Embrace the Mess

Three new papers from Roche, accompanied by a perspective by Elspeth Garman, describe a fantastic ligand–protein structural dataset. They focus on several related fatty acid-binding proteins (FABPs) and report 229 high-resolution ligand-bound structures. The first paper explores how protein dynamics (and allosteric interactions with membrane mimics) change when empty lipid-binding sites are filled by natural or synthetic ligands. The second examines detailed atomistic interactions across isoforms, with lessons for selectivity. Along the way, there is great crystallographic lore: nearly isomorphous crystals, twinning, and more. The third paper focuses on how ligand chemistry can often be mis-assigned due to complexities in synthesis, isomerization, or transformation within the crystal. This is a problem we have observed ourselves in our macrodomain ligands and I expect to see more often as “make on demand” chemistry democratizes ligand soaking.

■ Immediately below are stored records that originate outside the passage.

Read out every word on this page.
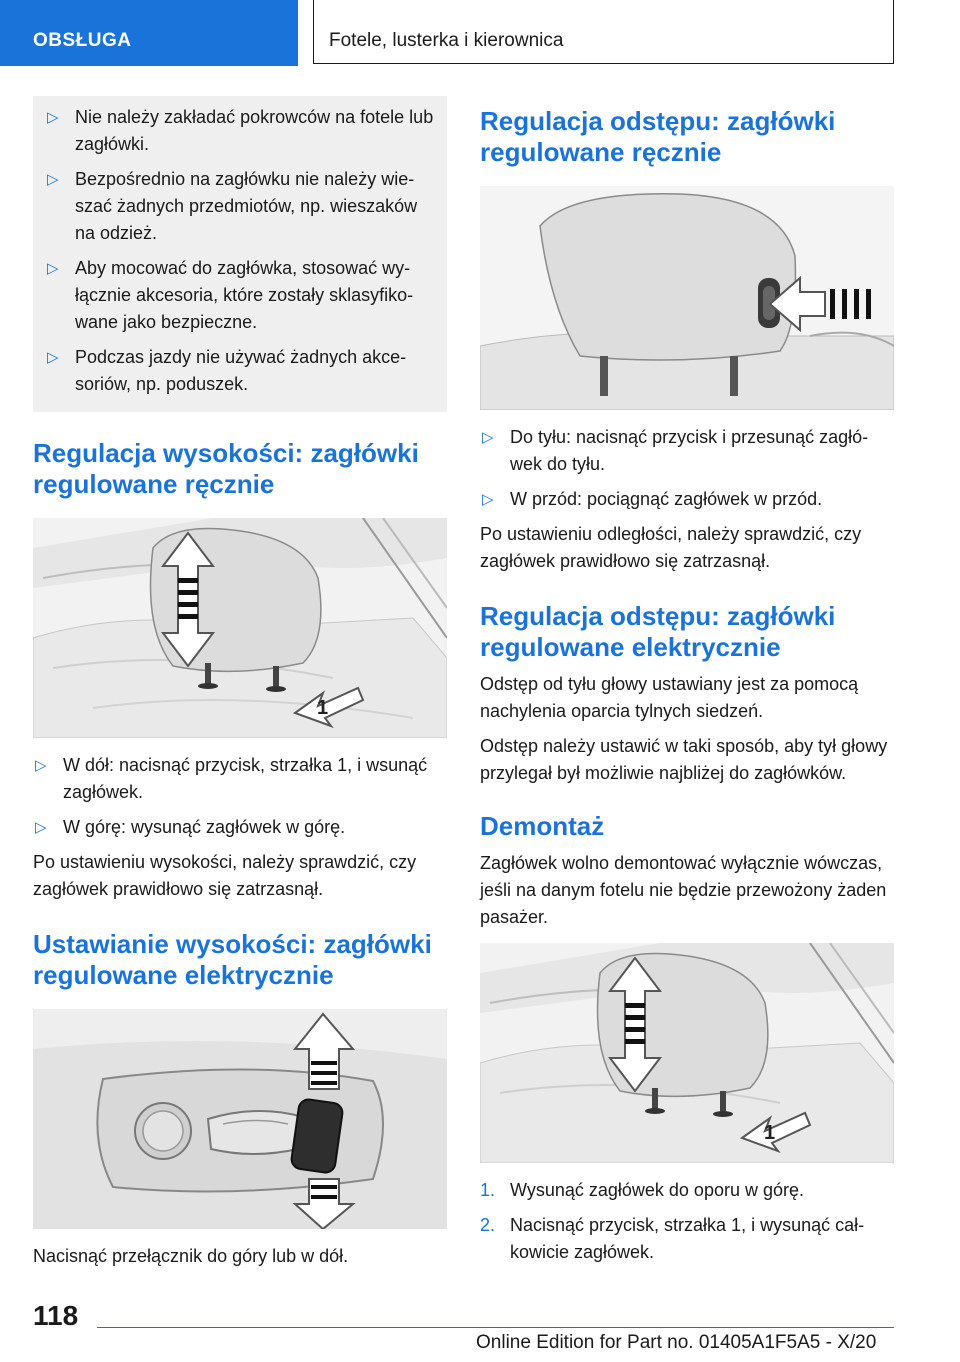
OBSŁUGA	Fotele, lusterka i kierownica
▷ Nie należy zakładać pokrowców na fotele lub zagłówki.
▷ Bezpośrednio na zagłówku nie należy wieszać żadnych przedmiotów, np. wieszaków na odzież.
▷ Aby mocować do zagłówka, stosować wyłącznie akcesoria, które zostały sklasyfikowane jako bezpieczne.
▷ Podczas jazdy nie używać żadnych akcesoriów, np. poduszek.
Regulacja wysokości: zagłówki regulowane ręcznie
1
▷ W dół: nacisnąć przycisk, strzałka 1, i wsunąć zagłówek.
▷ W górę: wysunąć zagłówek w górę.

Po ustawieniu wysokości, należy sprawdzić, czy zagłówek prawidłowo się zatrzasnął.

Ustawianie wysokości: zagłówki regulowane elektrycznie

Nacisnąć przełącznik do góry lub w dół.

Regulacja odstępu: zagłówki regulowane ręcznie
▷ Do tyłu: nacisnąć przycisk i przesunąć zagłówek do tyłu.
▷ W przód: pociągnąć zagłówek w przód.

Po ustawieniu odległości, należy sprawdzić, czy zagłówek prawidłowo się zatrzasnął.

Regulacja odstępu: zagłówki regulowane elektrycznie

Odstęp od tyłu głowy ustawiany jest za pomocą nachylenia oparcia tylnych siedzeń.

Odstęp należy ustawić w taki sposób, aby tył głowy przylegał był możliwie najbliżej do zagłówków.

Demontaż

Zagłówek wolno demontować wyłącznie wówczas, jeśli na danym fotelu nie będzie przewożony żaden pasażer.

1
1. Wysunąć zagłówek do oporu w górę.
2. Nacisnąć przycisk, strzałka 1, i wysunąć całkowicie zagłówek.
118
Online Edition for Part no. 01405A1F5A5 - X/20
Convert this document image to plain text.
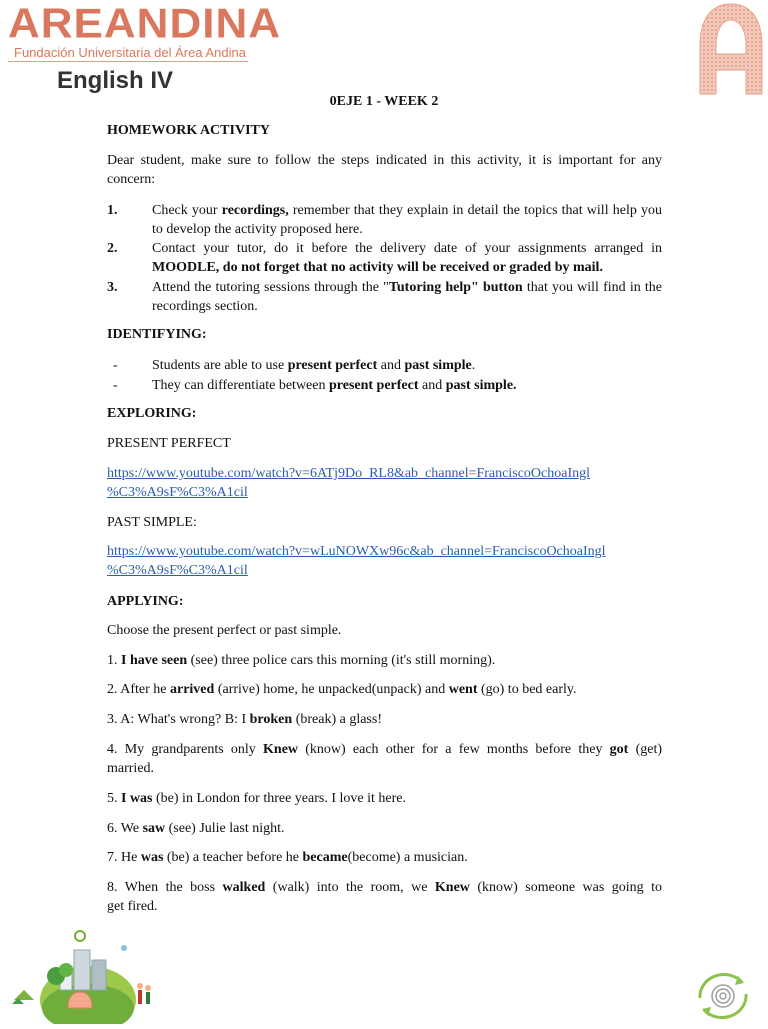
AREANDINA
Fundación Universitaria del Área Andina
English IV
0EJE 1 - WEEK 2
HOMEWORK ACTIVITY
Dear student, make sure to follow the steps indicated in this activity, it is important for any concern:
1. Check your recordings, remember that they explain in detail the topics that will help you to develop the activity proposed here.
2. Contact your tutor, do it before the delivery date of your assignments arranged in MOODLE, do not forget that no activity will be received or graded by mail.
3. Attend the tutoring sessions through the "Tutoring help" button that you will find in the recordings section.
IDENTIFYING:
- Students are able to use present perfect and past simple.
- They can differentiate between present perfect and past simple.
EXPLORING:
PRESENT PERFECT
https://www.youtube.com/watch?v=6ATj9Do_RL8&ab_channel=FranciscoOchoaIngl
%C3%A9sF%C3%A1cil
PAST SIMPLE:
https://www.youtube.com/watch?v=wLuNOWXw96c&ab_channel=FranciscoOchoaIngl
%C3%A9sF%C3%A1cil
APPLYING:
Choose the present perfect or past simple.
1. I have seen (see) three police cars this morning (it's still morning).
2. After he arrived (arrive) home, he unpacked(unpack) and went (go) to bed early.
3. A: What's wrong? B: I broken (break) a glass!
4. My grandparents only Knew (know) each other for a few months before they got (get)
married.
5. I was (be) in London for three years. I love it here.
6. We saw (see) Julie last night.
7. He was (be) a teacher before he became(become) a musician.
8. When the boss walked (walk) into the room, we Knew (know) someone was going to
get fired.
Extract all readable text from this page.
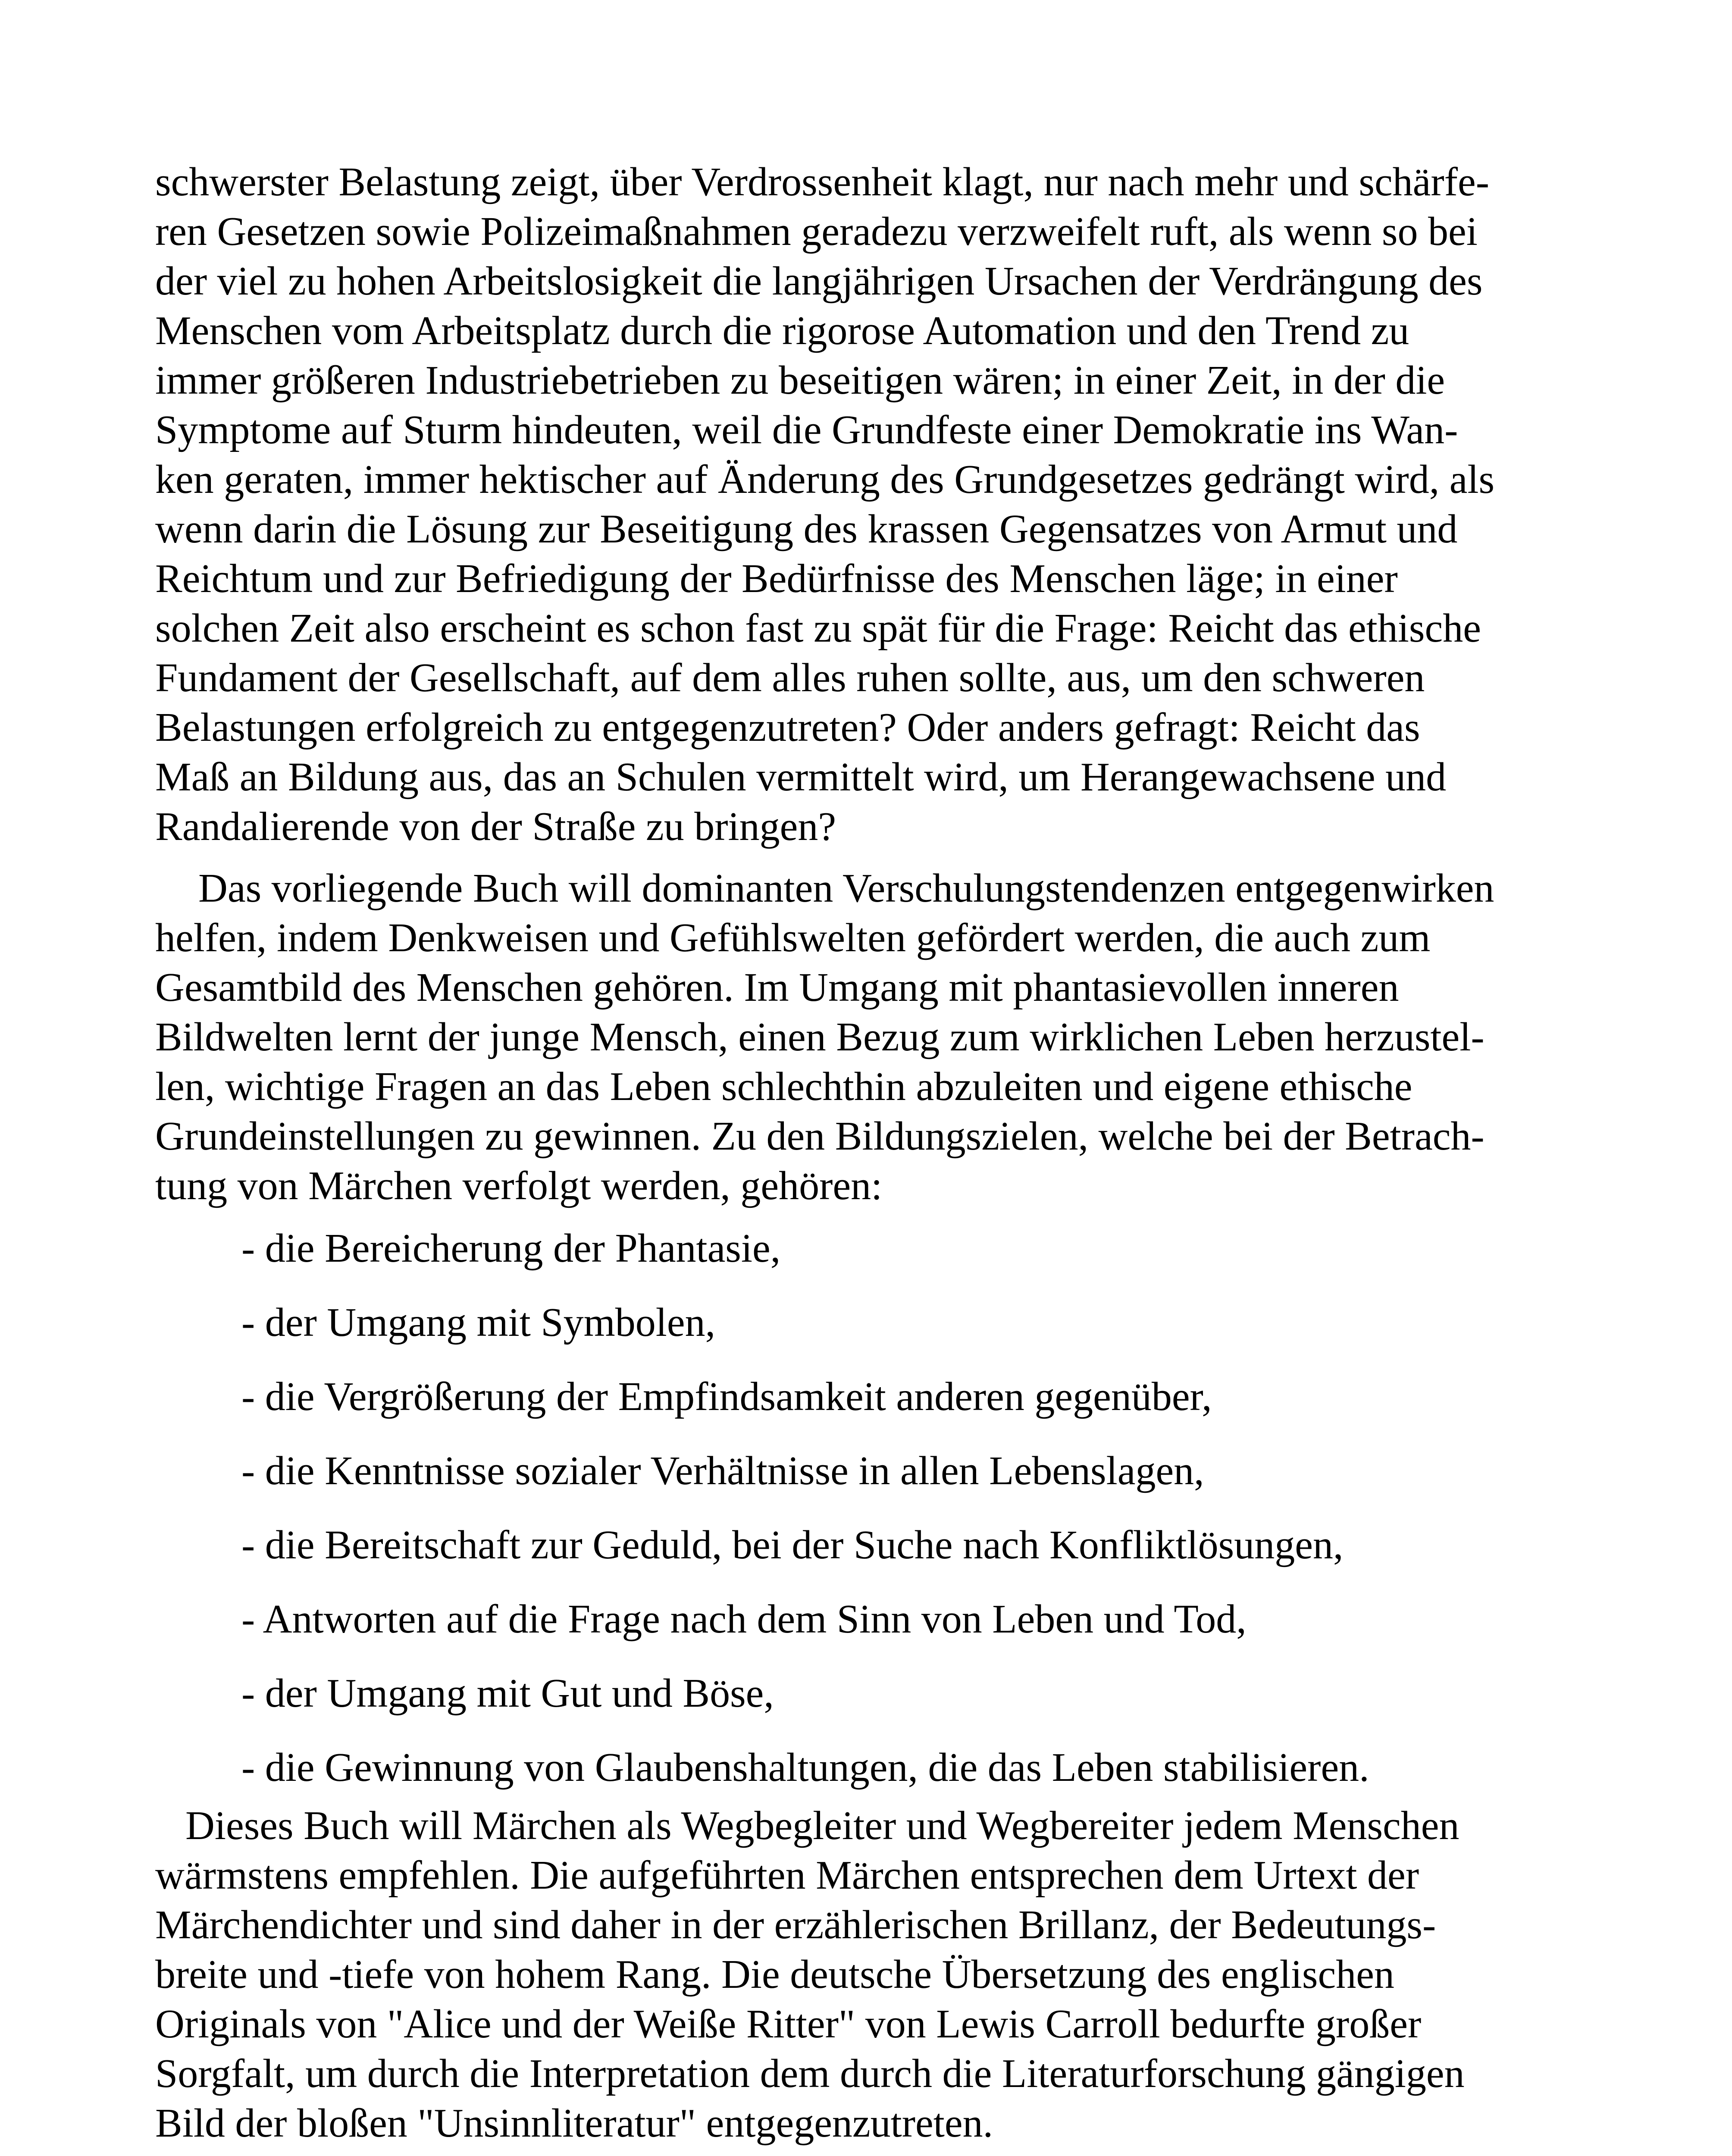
schwerster Belastung zeigt, über Verdrossenheit klagt, nur nach mehr und schärfe-
ren Gesetzen sowie Polizeimaßnahmen geradezu verzweifelt ruft, als wenn so bei
der viel zu hohen Arbeitslosigkeit die langjährigen Ursachen der Verdrängung des
Menschen vom Arbeitsplatz durch die rigorose Automation und den Trend zu
immer größeren Industriebetrieben zu beseitigen wären; in einer Zeit, in der die
Symptome auf Sturm hindeuten, weil die Grundfeste einer Demokratie ins Wan-
ken geraten, immer hektischer auf Änderung des Grundgesetzes gedrängt wird, als
wenn darin die Lösung zur Beseitigung des krassen Gegensatzes von Armut und
Reichtum und zur Befriedigung der Bedürfnisse des Menschen läge; in einer
solchen Zeit also erscheint es schon fast zu spät für die Frage: Reicht das ethische
Fundament der Gesellschaft, auf dem alles ruhen sollte, aus, um den schweren
Belastungen erfolgreich zu entgegenzutreten? Oder anders gefragt: Reicht das
Maß an Bildung aus, das an Schulen vermittelt wird, um Herangewachsene und
Randalierende von der Straße zu bringen?
Das vorliegende Buch will dominanten Verschulungstendenzen entgegenwirken
helfen, indem Denkweisen und Gefühlswelten gefördert werden, die auch zum
Gesamtbild des Menschen gehören. Im Umgang mit phantasievollen inneren
Bildwelten lernt der junge Mensch, einen Bezug zum wirklichen Leben herzustel-
len, wichtige Fragen an das Leben schlechthin abzuleiten und eigene ethische
Grundeinstellungen zu gewinnen. Zu den Bildungszielen, welche bei der Betrach-
tung von Märchen verfolgt werden, gehören:
- die Bereicherung der Phantasie,
- der Umgang mit Symbolen,
- die Vergrößerung der Empfindsamkeit anderen gegenüber,
- die Kenntnisse sozialer Verhältnisse in allen Lebenslagen,
- die Bereitschaft zur Geduld, bei der Suche nach Konfliktlösungen,
- Antworten auf die Frage nach dem Sinn von Leben und Tod,
- der Umgang mit Gut und Böse,
- die Gewinnung von Glaubenshaltungen, die das Leben stabilisieren.
Dieses Buch will Märchen als Wegbegleiter und Wegbereiter jedem Menschen
wärmstens empfehlen. Die aufgeführten Märchen entsprechen dem Urtext der
Märchendichter und sind daher in der erzählerischen Brillanz, der Bedeutungs-
breite und -tiefe von hohem Rang. Die deutsche Übersetzung des englischen
Originals von "Alice und der Weiße Ritter" von Lewis Carroll bedurfte großer
Sorgfalt, um durch die Interpretation dem durch die Literaturforschung gängigen
Bild der bloßen "Unsinnliteratur" entgegenzutreten.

The authors distill these findings into a set of very conservative lessons: prioritize chemical certainty, gate on full occupancy, and filter out ambiguous cases before using structural data for machine learning. Elspeth echos some of these concerns in the perspective. I disagree. I think we need to consider these lessons differently depending on the use case:

  1. Downstream medicinal chemistry or mechanistic interpretation without a structural biologist in the loop: If someone is simply taking the PDB as “truth” to guide synthesis, then rigorous filtering to avoid incorrect ligand identities is absolutely appropriate. I don’t think this actually happens anywhere, but this is always the straw man that such papers “warning” about the pollution of the PDB are concerned about. This includes papers criticizing our work (see also our response).
  2. Medicinal chemistry fully integrated with structural biology: Here, strict filtering risks losing huge opportunities. Alternate conformations in both ligand and binding site, unusual B-factors, and subtle occupancy differences are not nuisances. These are the very signals that can inspire new design strategies and suggest unexplored mechanisms of selectivity.
  3. Input to machine learning to predict protein ligand complexes: Curating only “gold-standard” data is going to be incredibly limiting. Disagreements between models and experimental data are opportunities to improve algorithms and better understand real-world uncertainty. I doubt that many of the structures that will be deposited by the OpenBind consortium will pass these filters.

Real experimental data is messy, full of alternate conformations, unexpected chemistries, and crystallization “oddities”. Filtering exclusively for perfection may feel safe, but it also limits discovery. Even though using coordinates of the partial occupancy ligands and static alternative conformations will improve things, I’m hoping that the ML for structural biology field will increasingly embrace the mess of experimental data more directly. I’ve written about this before from conceptual, practical, and policy perspectives. While this trio of papers represents a tremendous teaching text that guides the reader through many of the complexities of protein-ligand data sets, I disagree with the jeremiads at the end of these papers about the potential for misuse. I truly wish there were more careful papers like this out there.